Der Bürgerkrieg hat das Gesicht der Stadt also grundlegend verändert?

Viele Male in seiner Geschichte wechselte Belgrad sein Gesicht. Ich erinnere mich, wie ich als kleines Kind mit meiner Mutter durch Belgrad spazierte und sie mir Häuser in der Altstadt zeigte, die noch aus der Zeit des Ersten Weltkrieges zerstört waren. Damals war Belgrad eine sehr kleine Stadt. Dann entstand ein monarchistisches jugoslawisches Belgrad, an das sich das Belgrad der königlichen Diktatur anschloss.
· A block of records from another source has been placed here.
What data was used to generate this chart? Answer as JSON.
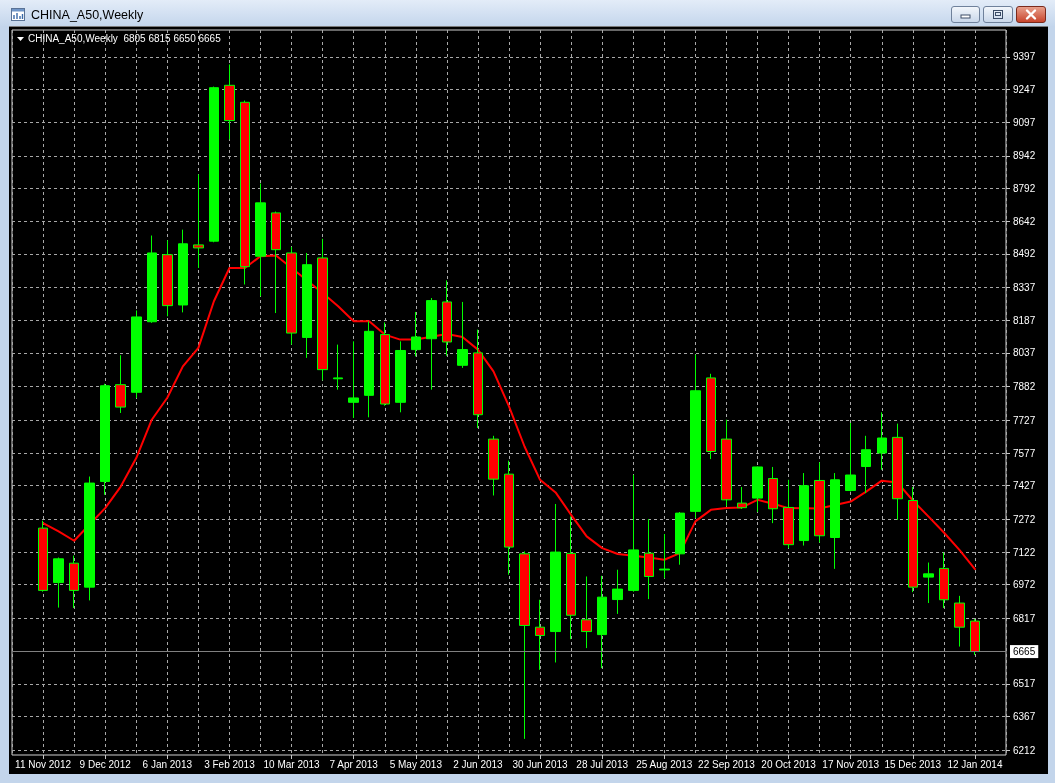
{
  "chart_data": {
    "type": "candlestick",
    "title": "CHINA_A50,Weekly",
    "subtitle": "CHINA_A50,Weekly  6805 6815 6650 6665",
    "categories": [
      "11 Nov 2012",
      null,
      null,
      null,
      "9 Dec 2012",
      null,
      null,
      null,
      "6 Jan 2013",
      null,
      null,
      null,
      "3 Feb 2013",
      null,
      null,
      null,
      "10 Mar 2013",
      null,
      null,
      null,
      "7 Apr 2013",
      null,
      null,
      null,
      "5 May 2013",
      null,
      null,
      null,
      "2 Jun 2013",
      null,
      null,
      null,
      "30 Jun 2013",
      null,
      null,
      null,
      "28 Jul 2013",
      null,
      null,
      null,
      "25 Aug 2013",
      null,
      null,
      null,
      "22 Sep 2013",
      null,
      null,
      null,
      "20 Oct 2013",
      null,
      null,
      null,
      "17 Nov 2013",
      null,
      null,
      null,
      "15 Dec 2013",
      null,
      null,
      null,
      "12 Jan 2014"
    ],
    "ohlc": [
      [
        7232,
        7266,
        6940,
        6946
      ],
      [
        6982,
        7097,
        6867,
        7091
      ],
      [
        7071,
        7106,
        6865,
        6946
      ],
      [
        6961,
        7469,
        6900,
        7439
      ],
      [
        7446,
        7895,
        7385,
        7886
      ],
      [
        7891,
        8026,
        7761,
        7788
      ],
      [
        7856,
        8232,
        7830,
        8202
      ],
      [
        8180,
        8576,
        8175,
        8496
      ],
      [
        8488,
        8554,
        8205,
        8254
      ],
      [
        8257,
        8603,
        8223,
        8538
      ],
      [
        8533,
        8857,
        8427,
        8519
      ],
      [
        8550,
        9260,
        8545,
        9255
      ],
      [
        9266,
        9362,
        9017,
        9104
      ],
      [
        9188,
        9196,
        8351,
        8433
      ],
      [
        8481,
        8815,
        8297,
        8726
      ],
      [
        8680,
        8686,
        8220,
        8511
      ],
      [
        8496,
        8524,
        8075,
        8128
      ],
      [
        8108,
        8496,
        8014,
        8442
      ],
      [
        8473,
        8561,
        7911,
        7960
      ],
      [
        7918,
        8075,
        7868,
        7922
      ],
      [
        7810,
        8090,
        7738,
        7830
      ],
      [
        7842,
        8182,
        7741,
        8136
      ],
      [
        8121,
        8177,
        7794,
        7802
      ],
      [
        7810,
        8090,
        7764,
        8048
      ],
      [
        8052,
        8225,
        8021,
        8110
      ],
      [
        8102,
        8289,
        7868,
        8277
      ],
      [
        8271,
        8370,
        8024,
        8087
      ],
      [
        7980,
        8271,
        7968,
        8052
      ],
      [
        8037,
        8144,
        7692,
        7753
      ],
      [
        7641,
        7656,
        7382,
        7457
      ],
      [
        7480,
        7542,
        7018,
        7145
      ],
      [
        7114,
        7125,
        6264,
        6785
      ],
      [
        6777,
        6903,
        6581,
        6739
      ],
      [
        6757,
        7343,
        6615,
        7122
      ],
      [
        7116,
        7286,
        6722,
        6832
      ],
      [
        6811,
        7010,
        6681,
        6757
      ],
      [
        6743,
        7013,
        6589,
        6915
      ],
      [
        6904,
        7041,
        6838,
        6952
      ],
      [
        6946,
        7477,
        6940,
        7132
      ],
      [
        7117,
        7274,
        6906,
        7010
      ],
      [
        7040,
        7205,
        7002,
        7044
      ],
      [
        7114,
        7306,
        7064,
        7301
      ],
      [
        7309,
        8029,
        7278,
        7863
      ],
      [
        7922,
        7941,
        7549,
        7584
      ],
      [
        7641,
        7730,
        7332,
        7362
      ],
      [
        7347,
        7421,
        7320,
        7326
      ],
      [
        7370,
        7515,
        7306,
        7513
      ],
      [
        7460,
        7513,
        7255,
        7321
      ],
      [
        7327,
        7454,
        7140,
        7156
      ],
      [
        7175,
        7485,
        7152,
        7427
      ],
      [
        7451,
        7534,
        7166,
        7197
      ],
      [
        7189,
        7485,
        7045,
        7454
      ],
      [
        7405,
        7715,
        7400,
        7476
      ],
      [
        7515,
        7656,
        7393,
        7592
      ],
      [
        7577,
        7764,
        7500,
        7646
      ],
      [
        7649,
        7712,
        7270,
        7367
      ],
      [
        7359,
        7421,
        6938,
        6961
      ],
      [
        7007,
        7074,
        6888,
        7022
      ],
      [
        7047,
        7120,
        6865,
        6903
      ],
      [
        6888,
        6921,
        6688,
        6777
      ],
      [
        6805,
        6815,
        6650,
        6665
      ]
    ],
    "color": "#00ff00",
    "colors": [
      "#ff0000",
      "#00ff00",
      "#ff0000",
      "#00ff00",
      "#00ff00",
      "#ff0000",
      "#00ff00",
      "#00ff00",
      "#ff0000",
      "#00ff00",
      "#ff0000",
      "#00ff00",
      "#ff0000",
      "#ff0000",
      "#00ff00",
      "#ff0000",
      "#ff0000",
      "#00ff00",
      "#ff0000",
      "#00ff00",
      "#00ff00",
      "#00ff00",
      "#ff0000",
      "#00ff00",
      "#00ff00",
      "#00ff00",
      "#ff0000",
      "#00ff00",
      "#ff0000",
      "#ff0000",
      "#ff0000",
      "#ff0000",
      "#ff0000",
      "#00ff00",
      "#ff0000",
      "#ff0000",
      "#00ff00",
      "#00ff00",
      "#00ff00",
      "#ff0000",
      "#00ff00",
      "#00ff00",
      "#00ff00",
      "#ff0000",
      "#ff0000",
      "#ff0000",
      "#00ff00",
      "#ff0000",
      "#ff0000",
      "#00ff00",
      "#ff0000",
      "#00ff00",
      "#00ff00",
      "#00ff00",
      "#00ff00",
      "#ff0000",
      "#ff0000",
      "#00ff00",
      "#ff0000",
      "#ff0000",
      "#ff0000"
    ],
    "series": [
      {
        "type": "line",
        "color": "#ff0000",
        "values": [
          7255,
          7217,
          7174,
          null,
          7324,
          7423,
          7554,
          7730,
          7831,
          7975,
          8060,
          8274,
          8427,
          8427,
          8481,
          8484,
          8427,
          null,
          8312,
          8251,
          8182,
          8182,
          8121,
          8098,
          8098,
          null,
          8124,
          8110,
          8052,
          7952,
          7791,
          7607,
          7454,
          7396,
          7293,
          7194,
          7140,
          7113,
          null,
          7097,
          7087,
          7117,
          7263,
          7316,
          7324,
          7327,
          7362,
          7344,
          7324,
          null,
          7322,
          null,
          7354,
          7400,
          7450,
          7442,
          7359,
          7286,
          7212,
          7132,
          7044
        ]
      }
    ],
    "ylim": [
      6190,
      9520
    ],
    "yticks": [
      9397,
      9247,
      9097,
      8942,
      8792,
      8642,
      8492,
      8337,
      8187,
      8037,
      7882,
      7727,
      7577,
      7427,
      7272,
      7122,
      6972,
      6817,
      6517,
      6367,
      6212
    ],
    "ref_lines": [
      {
        "axis": "y",
        "value": 6665,
        "label": "6665",
        "color": "#808080"
      }
    ],
    "grid": true,
    "marker": "none",
    "line_style": "solid"
  }
}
Wieder ein anderes Belgrad entwickelte sich zur Zeit der Okkupation. Danach gab es das Belgrad der Partisanen, die sich wie die Heroen aus Homers „Ilias“ gebärdeten, hatten sie doch die Stadt von den Deutschen erobert. Diese Männer waren keine kommunistischen Partisanen nach sowjetischem Muster, sondern eher Snobs, die leben wollten wie die Bourgeoisie. Auf dieser Folie entwickelte sich in der Ära Tito wiederum ein neues Belgrad, jene Stadt, die mir während vieler Jahrzehnte zum Lebensraum wurde.

Und die heute einschließlich ihrer früheren Bewohner nicht mehr existiert...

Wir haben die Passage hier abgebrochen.